- A study by Apple in partnership with Johnson & Johnson and Heartline aims to provide data to prove that the Apple Watch can help detect early signs of a stroke.
- American citizens aged 65 or over will be eligible to take part in this study.
- This study will be conducted over a period of three years and requires users to give data to their Medicare claims.
As per a new report, the Apple Watch could be saving millions of lives in the future thanks to a new feature that the company is working in tandem with Johnson & Johnson and the Heartline Study. These firms will reportedly work with Apple to detect early signs of atrial fibrillation. This could be immensely beneficial in detecting strokes early, thus saving even more lives than it currently does.
The Apple Watch can already notify users when signs of arrhythmia start showing on the ECG app. It is said that atrial fibrillation will work quite similarly to how arrhythmia is detected on the Apple Watch.

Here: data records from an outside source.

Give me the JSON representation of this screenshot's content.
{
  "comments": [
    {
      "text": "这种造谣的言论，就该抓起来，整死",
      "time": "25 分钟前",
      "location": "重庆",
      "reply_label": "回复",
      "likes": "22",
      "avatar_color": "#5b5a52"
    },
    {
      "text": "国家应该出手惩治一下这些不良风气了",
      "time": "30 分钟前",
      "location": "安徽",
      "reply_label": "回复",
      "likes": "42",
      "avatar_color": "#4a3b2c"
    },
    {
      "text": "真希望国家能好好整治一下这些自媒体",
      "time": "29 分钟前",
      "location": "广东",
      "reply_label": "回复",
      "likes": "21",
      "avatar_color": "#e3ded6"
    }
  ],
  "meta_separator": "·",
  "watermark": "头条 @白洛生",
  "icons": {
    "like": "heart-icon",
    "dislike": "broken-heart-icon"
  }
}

The Heartline Study is conducting trials for people aged 65 and older as part of research on atrial fibrillation. The company is willing to loan Apple Watch units to members of this study, while the minimum requirements to be a part of this study are just an iPhone 6s or newer iPhone.

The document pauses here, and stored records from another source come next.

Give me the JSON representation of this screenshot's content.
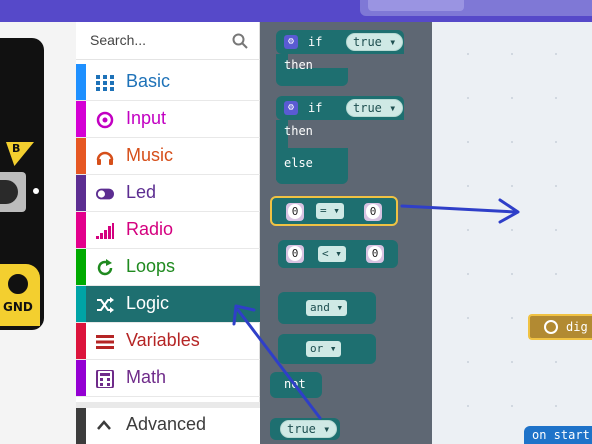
{
  "search": {
    "placeholder": "Search..."
  },
  "categories": [
    {
      "label": "Basic",
      "color": "#1e90ff",
      "text_color": "#1e72b8",
      "icon": "grid-icon"
    },
    {
      "label": "Input",
      "color": "#d400d4",
      "text_color": "#c200c2",
      "icon": "target-icon"
    },
    {
      "label": "Music",
      "color": "#e65722",
      "text_color": "#d64f1a",
      "icon": "headphones-icon"
    },
    {
      "label": "Led",
      "color": "#5c2d91",
      "text_color": "#5c2d91",
      "icon": "toggle-icon"
    },
    {
      "label": "Radio",
      "color": "#e3008c",
      "text_color": "#d4007f",
      "icon": "signal-icon"
    },
    {
      "label": "Loops",
      "color": "#00aa00",
      "text_color": "#1f8a1f",
      "icon": "refresh-icon"
    },
    {
      "label": "Logic",
      "color": "#00a4a6",
      "text_color": "#ffffff",
      "icon": "shuffle-icon"
    },
    {
      "label": "Variables",
      "color": "#dc143c",
      "text_color": "#b52525",
      "icon": "list-icon"
    },
    {
      "label": "Math",
      "color": "#9400d3",
      "text_color": "#6f2b8a",
      "icon": "calculator-icon"
    }
  ],
  "advanced": {
    "label": "Advanced",
    "icon": "chevron-up-icon"
  },
  "board": {
    "button_label": "B",
    "pin_label": "GND"
  },
  "blocks": {
    "if1": {
      "if": "if",
      "cond": "true",
      "then": "then"
    },
    "if2": {
      "if": "if",
      "cond": "true",
      "then": "then",
      "else": "else"
    },
    "compare_eq": {
      "left": "0",
      "op": "=",
      "right": "0"
    },
    "compare_lt": {
      "left": "0",
      "op": "<",
      "right": "0"
    },
    "and": "and",
    "or": "or",
    "not": "not",
    "true": "true"
  },
  "workspace": {
    "on_start": "on start",
    "digital": "dig"
  },
  "colors": {
    "topbar": "#5649c9",
    "logic": "#1e6f70",
    "flyout_bg": "#5e6773",
    "arrow": "#2f3fc8"
  }
}
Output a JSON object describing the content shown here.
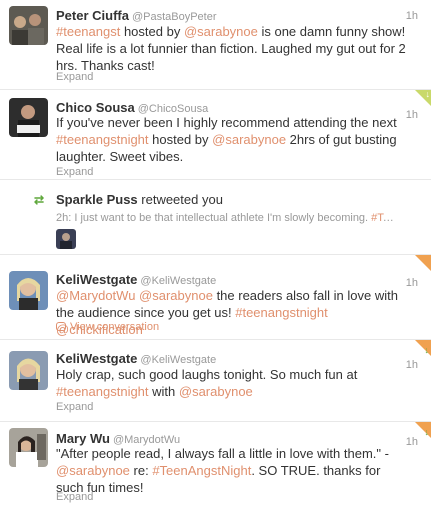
{
  "colors": {
    "link": "#e0906e",
    "meta": "#999999",
    "new_marker": "#c9d96a",
    "fav_marker": "#f0a150"
  },
  "tweets": [
    {
      "name": "Peter Ciuffa",
      "handle": "@PastaBoyPeter",
      "time": "1h",
      "segments": [
        {
          "t": "#teenangst",
          "k": "tag"
        },
        {
          "t": " hosted by ",
          "k": "text"
        },
        {
          "t": "@sarabynoe",
          "k": "mention"
        },
        {
          "t": " is one damn funny show! Real life is a lot funnier than fiction. Laughed my gut out for 2 hrs. Thanks cast!",
          "k": "text"
        }
      ],
      "action": "Expand",
      "avatar_icon": "group-photo"
    },
    {
      "name": "Chico Sousa",
      "handle": "@ChicoSousa",
      "time": "1h",
      "segments": [
        {
          "t": "If you've never been I highly recommend attending the next ",
          "k": "text"
        },
        {
          "t": "#teenangstnight",
          "k": "tag"
        },
        {
          "t": " hosted by ",
          "k": "text"
        },
        {
          "t": "@sarabynoe",
          "k": "mention"
        },
        {
          "t": " 2hrs of gut busting laughter. Sweet vibes.",
          "k": "text"
        }
      ],
      "action": "Expand",
      "avatar_icon": "person-photo"
    },
    {
      "name": "KeliWestgate",
      "handle": "@KeliWestgate",
      "time": "1h",
      "segments": [
        {
          "t": "@MarydotWu",
          "k": "mention"
        },
        {
          "t": " ",
          "k": "text"
        },
        {
          "t": "@sarabynoe",
          "k": "mention"
        },
        {
          "t": " the readers also fall in love with the audience since you get us! ",
          "k": "text"
        },
        {
          "t": "#teenangstnight",
          "k": "tag"
        },
        {
          "t": " ",
          "k": "text"
        },
        {
          "t": "@chickification",
          "k": "mention"
        }
      ],
      "action": "View conversation",
      "avatar_icon": "person-photo"
    },
    {
      "name": "KeliWestgate",
      "handle": "@KeliWestgate",
      "time": "1h",
      "segments": [
        {
          "t": "Holy crap, such good laughs tonight. So much fun at ",
          "k": "text"
        },
        {
          "t": "#teenangstnight",
          "k": "tag"
        },
        {
          "t": " with ",
          "k": "text"
        },
        {
          "t": "@sarabynoe",
          "k": "mention"
        }
      ],
      "action": "Expand",
      "avatar_icon": "person-photo"
    },
    {
      "name": "Mary Wu",
      "handle": "@MarydotWu",
      "time": "1h",
      "segments": [
        {
          "t": "\"After people read, I always fall a little in love with them.\" - ",
          "k": "text"
        },
        {
          "t": "@sarabynoe",
          "k": "mention"
        },
        {
          "t": " re: ",
          "k": "text"
        },
        {
          "t": "#TeenAngstNight",
          "k": "tag"
        },
        {
          "t": ". SO TRUE. thanks for such fun times!",
          "k": "text"
        }
      ],
      "action": "Expand",
      "avatar_icon": "person-photo"
    }
  ],
  "retweet": {
    "icon": "retweet-icon",
    "actor": "Sparkle Puss",
    "verb": " retweeted you",
    "time_prefix": "2h: ",
    "text": "I just want to be that intellectual athlete I'm slowly becoming. ",
    "tag": "#TeenA..."
  }
}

Here are some of the terms for this new study by Heartline:
- Live in the US
- 65 years of age or older
- Have original Medicare
- Use an iPhone 6s or older
- Agree to provide Medicare claims data access
This study will be conducted over a period of three years, including one full year of data collection and two years of engagement. It is said that the participants will be split into two groups, one that will use the Heartline Study app on their iPhones, and another group which will use the ECG app on their Apple Watch along with the irregular rhythm notification feature.